The review comes after the men's attorney, Zavia Mayne, complained yesterday that the decision of the Jamaican authorities to file criminal charges against them raises "a jurisdiction issue".
The five men - Joslyn Foster, Leaford Kidd, Radcliff Simmons, Herman Goldson and Taluka Lyttle - were allegedly among seven men held with 6,900 pounds of ganja onboard the Jamaica-registered boat Captain Richard.
"We (Jamaica) have no jurisdiction to try them because they were not held here," Mayne told The Gleaner, after the men were each granted bail in the Corporate Area Resident Magistrate Court yesterday.
Llewellyn declined to discuss the details of the case, but confirmed that the review began this week after the narcotics police consulted her office.
"It (the review) will include a thorough review of the file as we do with all other cases," Llewellyn said.
She said a crown counsel from her office has been assigned to the case and "will appear in the matter when it comes back before the court". The case will again be mentioned next Wednesday.
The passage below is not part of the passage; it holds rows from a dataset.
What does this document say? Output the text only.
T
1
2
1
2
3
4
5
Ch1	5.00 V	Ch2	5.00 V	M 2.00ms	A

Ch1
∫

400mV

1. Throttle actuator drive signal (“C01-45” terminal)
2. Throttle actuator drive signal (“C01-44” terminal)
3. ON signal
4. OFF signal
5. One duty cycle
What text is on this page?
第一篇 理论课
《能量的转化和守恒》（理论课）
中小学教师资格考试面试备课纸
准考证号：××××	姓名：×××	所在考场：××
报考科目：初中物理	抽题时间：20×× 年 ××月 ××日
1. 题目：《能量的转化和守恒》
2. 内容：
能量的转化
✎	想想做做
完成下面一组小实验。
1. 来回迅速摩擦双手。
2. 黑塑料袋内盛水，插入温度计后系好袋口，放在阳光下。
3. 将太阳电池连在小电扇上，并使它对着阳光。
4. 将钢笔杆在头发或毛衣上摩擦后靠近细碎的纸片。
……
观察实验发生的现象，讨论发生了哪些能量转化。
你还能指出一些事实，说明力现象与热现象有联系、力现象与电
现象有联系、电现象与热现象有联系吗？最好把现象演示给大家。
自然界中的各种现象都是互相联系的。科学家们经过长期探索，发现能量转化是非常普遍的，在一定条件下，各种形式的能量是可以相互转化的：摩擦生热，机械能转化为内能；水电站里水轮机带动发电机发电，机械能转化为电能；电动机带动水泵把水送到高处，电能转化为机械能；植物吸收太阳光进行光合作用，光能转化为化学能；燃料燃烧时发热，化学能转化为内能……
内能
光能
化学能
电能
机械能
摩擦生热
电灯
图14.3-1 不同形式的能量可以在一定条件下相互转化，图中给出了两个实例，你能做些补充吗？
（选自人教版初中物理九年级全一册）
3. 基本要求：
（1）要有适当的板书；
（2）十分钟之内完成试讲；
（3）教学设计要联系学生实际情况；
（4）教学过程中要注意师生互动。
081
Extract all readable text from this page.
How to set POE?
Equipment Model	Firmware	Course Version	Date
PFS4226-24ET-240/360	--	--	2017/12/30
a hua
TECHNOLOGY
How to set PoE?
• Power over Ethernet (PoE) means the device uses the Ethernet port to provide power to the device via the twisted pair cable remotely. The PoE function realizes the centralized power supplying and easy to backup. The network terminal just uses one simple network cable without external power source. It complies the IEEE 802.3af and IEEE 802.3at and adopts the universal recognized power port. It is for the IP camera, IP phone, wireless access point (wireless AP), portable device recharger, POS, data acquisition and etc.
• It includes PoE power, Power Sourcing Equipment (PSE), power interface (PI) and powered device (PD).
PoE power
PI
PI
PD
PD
The five men are facing charges of possession of, dealing in, trafficking and conspiracy to export ganja.
DRIFTED OUT TO SEA
Prosecutors, in outlining the case in court, said the Captain Richard was intercepted by the US Coast Guard after it developed mechanical problems and drifted out of Jamaican waters on October 10.
US Coast Guard personnel, who reportedly boarded the vessel, alleged that the ganja was found in a secret compartment.
But responding to the allegations, Mayne denied that his clients were part of any drug conspiracy.
He said the men were led to believe that they were taking the boat to Guyana for repairs and return to Jamaica with 60,000 pounds of fish.
According to prosecutors, the other two men - a Guyanese and a Trinidadian - are being held by US authorities and are facing criminal charges there.